Expectations for Transparency and Control
Users expressed clear expectations for how social robots should handle their privacy and security:
- Data Transparency: Almost all participants wanted to know what data was being collected, how it was being used, who it was shared with, and how it was protected. They also wanted information about the AI models powering the robot, including training data and trustworthiness.
- Multiple Communication Channels: Users preferred this information to be available through various means, such as on the device packaging, online, and even communicated directly by the robot itself through voice or visual cues.
- On-Device Cues: Many desired visual or audio signals to indicate when the robot was actively collecting data.
- Data Management: Participants expected the ability to review and delete collected data, similar to features found in some smart speakers.
- Physical Controls: The desire for a “kill switch” or the ability to physically cover sensors to disable data collection was also noted.
- Parental Controls: For children’s use, granular parental controls were highly requested, allowing parents to manage what data the robot could collect from their child.
- Regulations: Participants emphasized the need for strong security and privacy regulations for social robots, especially in sensitive use cases. However, the study highlighted a common misconception that existing laws like HIPAA (Health Insurance Portability and Accountability Act) would automatically protect data collected by domestic social robots, which is often not the case.
Also Read:
- Smart Homes Get Smarter and More Private with HomeLLaMA
- Supporting Independent Living: A New Framework for Monitoring Daily Activities of Older Adults
Beyond Informational Privacy
The study also discussed privacy dimensions beyond just data collection, including physical, psychological, and social privacy:
- Physical Privacy: Concerns about robots entering private spaces uninvited or creating a pervasive sense of surveillance.
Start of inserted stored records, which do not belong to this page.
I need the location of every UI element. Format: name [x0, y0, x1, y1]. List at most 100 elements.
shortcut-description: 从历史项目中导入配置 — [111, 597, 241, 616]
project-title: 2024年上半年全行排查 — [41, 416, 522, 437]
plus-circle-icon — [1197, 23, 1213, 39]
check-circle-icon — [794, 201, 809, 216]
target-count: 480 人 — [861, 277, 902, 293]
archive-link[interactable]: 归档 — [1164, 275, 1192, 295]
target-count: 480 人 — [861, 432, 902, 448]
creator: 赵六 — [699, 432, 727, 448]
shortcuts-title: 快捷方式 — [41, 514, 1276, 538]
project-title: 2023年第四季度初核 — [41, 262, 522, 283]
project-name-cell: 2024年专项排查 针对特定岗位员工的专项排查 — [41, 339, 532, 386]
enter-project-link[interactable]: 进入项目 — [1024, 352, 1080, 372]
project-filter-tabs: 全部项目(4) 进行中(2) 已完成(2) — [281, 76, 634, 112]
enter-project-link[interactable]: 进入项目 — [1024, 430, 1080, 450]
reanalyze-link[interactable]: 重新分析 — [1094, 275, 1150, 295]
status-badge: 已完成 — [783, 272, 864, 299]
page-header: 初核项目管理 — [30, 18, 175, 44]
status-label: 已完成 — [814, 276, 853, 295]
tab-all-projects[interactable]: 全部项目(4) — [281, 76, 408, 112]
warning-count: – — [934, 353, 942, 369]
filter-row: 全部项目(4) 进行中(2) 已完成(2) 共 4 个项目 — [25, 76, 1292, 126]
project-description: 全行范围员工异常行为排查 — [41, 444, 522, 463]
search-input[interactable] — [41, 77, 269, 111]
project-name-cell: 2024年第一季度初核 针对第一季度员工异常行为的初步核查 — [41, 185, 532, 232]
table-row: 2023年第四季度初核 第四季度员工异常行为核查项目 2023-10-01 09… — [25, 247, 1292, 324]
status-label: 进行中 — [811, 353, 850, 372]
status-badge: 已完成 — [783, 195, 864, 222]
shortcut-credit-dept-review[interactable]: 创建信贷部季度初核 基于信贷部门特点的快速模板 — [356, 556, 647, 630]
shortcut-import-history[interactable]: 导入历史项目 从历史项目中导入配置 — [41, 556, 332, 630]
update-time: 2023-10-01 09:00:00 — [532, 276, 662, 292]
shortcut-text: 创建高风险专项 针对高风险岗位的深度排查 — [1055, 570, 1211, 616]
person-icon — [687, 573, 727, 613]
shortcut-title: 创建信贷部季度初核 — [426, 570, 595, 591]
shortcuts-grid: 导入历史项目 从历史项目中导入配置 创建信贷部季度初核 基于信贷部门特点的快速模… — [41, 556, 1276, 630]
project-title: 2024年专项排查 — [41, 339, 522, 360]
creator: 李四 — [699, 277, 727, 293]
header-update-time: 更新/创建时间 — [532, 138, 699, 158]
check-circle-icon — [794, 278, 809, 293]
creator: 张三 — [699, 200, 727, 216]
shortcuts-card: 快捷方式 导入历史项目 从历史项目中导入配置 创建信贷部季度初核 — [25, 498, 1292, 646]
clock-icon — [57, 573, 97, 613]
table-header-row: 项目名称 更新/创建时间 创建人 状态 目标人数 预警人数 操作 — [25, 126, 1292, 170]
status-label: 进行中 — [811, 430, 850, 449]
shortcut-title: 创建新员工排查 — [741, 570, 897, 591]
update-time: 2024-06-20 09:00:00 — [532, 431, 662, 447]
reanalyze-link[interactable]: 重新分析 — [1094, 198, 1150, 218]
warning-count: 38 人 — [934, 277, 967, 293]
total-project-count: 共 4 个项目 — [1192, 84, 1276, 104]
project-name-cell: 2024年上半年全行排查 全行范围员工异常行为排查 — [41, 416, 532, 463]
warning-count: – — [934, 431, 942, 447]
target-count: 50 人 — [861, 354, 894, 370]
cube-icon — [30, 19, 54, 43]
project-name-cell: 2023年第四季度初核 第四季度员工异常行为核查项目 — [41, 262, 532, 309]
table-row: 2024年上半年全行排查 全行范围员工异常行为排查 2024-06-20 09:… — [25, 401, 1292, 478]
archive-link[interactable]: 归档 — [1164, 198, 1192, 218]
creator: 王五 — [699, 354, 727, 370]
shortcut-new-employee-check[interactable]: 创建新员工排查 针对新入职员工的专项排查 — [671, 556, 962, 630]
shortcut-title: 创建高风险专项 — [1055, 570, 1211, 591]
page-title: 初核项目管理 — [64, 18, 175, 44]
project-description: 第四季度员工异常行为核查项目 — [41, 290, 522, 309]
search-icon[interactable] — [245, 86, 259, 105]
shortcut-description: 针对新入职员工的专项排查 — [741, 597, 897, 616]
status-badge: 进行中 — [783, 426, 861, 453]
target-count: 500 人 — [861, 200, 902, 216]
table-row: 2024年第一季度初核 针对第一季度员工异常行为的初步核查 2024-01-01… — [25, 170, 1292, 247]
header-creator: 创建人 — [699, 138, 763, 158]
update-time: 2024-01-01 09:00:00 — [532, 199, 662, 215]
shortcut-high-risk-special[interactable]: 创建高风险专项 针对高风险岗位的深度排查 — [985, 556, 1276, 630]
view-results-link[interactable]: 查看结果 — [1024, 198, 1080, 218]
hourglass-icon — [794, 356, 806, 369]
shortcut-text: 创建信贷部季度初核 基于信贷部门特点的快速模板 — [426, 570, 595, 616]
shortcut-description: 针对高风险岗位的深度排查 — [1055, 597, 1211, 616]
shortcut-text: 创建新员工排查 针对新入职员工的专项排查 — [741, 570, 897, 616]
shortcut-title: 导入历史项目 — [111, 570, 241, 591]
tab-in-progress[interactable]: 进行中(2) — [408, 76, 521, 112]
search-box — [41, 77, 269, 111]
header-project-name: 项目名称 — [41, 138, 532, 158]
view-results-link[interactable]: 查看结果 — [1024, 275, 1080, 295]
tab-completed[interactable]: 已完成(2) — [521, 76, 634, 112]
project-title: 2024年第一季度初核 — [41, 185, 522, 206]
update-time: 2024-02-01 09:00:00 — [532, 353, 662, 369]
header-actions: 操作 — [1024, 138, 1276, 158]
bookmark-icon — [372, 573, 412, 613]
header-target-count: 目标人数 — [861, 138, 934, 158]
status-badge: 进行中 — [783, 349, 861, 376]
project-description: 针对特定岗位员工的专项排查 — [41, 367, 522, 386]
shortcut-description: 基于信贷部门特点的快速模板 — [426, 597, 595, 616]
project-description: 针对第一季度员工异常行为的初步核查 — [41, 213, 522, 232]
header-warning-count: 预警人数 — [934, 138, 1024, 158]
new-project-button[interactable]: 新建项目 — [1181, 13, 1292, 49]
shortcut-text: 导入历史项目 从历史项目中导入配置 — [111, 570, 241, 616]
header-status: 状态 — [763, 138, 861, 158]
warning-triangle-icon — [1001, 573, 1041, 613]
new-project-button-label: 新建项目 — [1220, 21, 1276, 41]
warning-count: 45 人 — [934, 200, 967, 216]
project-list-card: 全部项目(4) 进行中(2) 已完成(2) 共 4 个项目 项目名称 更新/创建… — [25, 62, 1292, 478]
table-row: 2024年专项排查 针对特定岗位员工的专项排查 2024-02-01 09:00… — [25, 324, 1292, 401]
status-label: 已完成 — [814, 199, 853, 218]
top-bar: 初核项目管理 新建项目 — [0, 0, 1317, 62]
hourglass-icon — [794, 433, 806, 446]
Users want controls over robot movement and physical indicators when cameras or microphones are active.
- Psychological Privacy: Relates to control over one’s mental states and inferred information, such as mood. If social robots include emotional AI, users expect transparency, the ability to review/delete emotional data, and the option to disable such features.
- Social Privacy: Addresses the social bonding between humans and robots. While companionship was seen as a benefit, participants worried about robots replacing genuine human interactions, particularly for children. Designers are urged to implement safeguards against excessive anthropomorphism and to design robots that facilitate, rather than replace, social interactions.
In conclusion, as social robots move closer to widespread commercialization, addressing these multifaceted privacy and security concerns through transparent practices, robust controls, and proactive regulations will be crucial for their successful adoption and integration into our homes.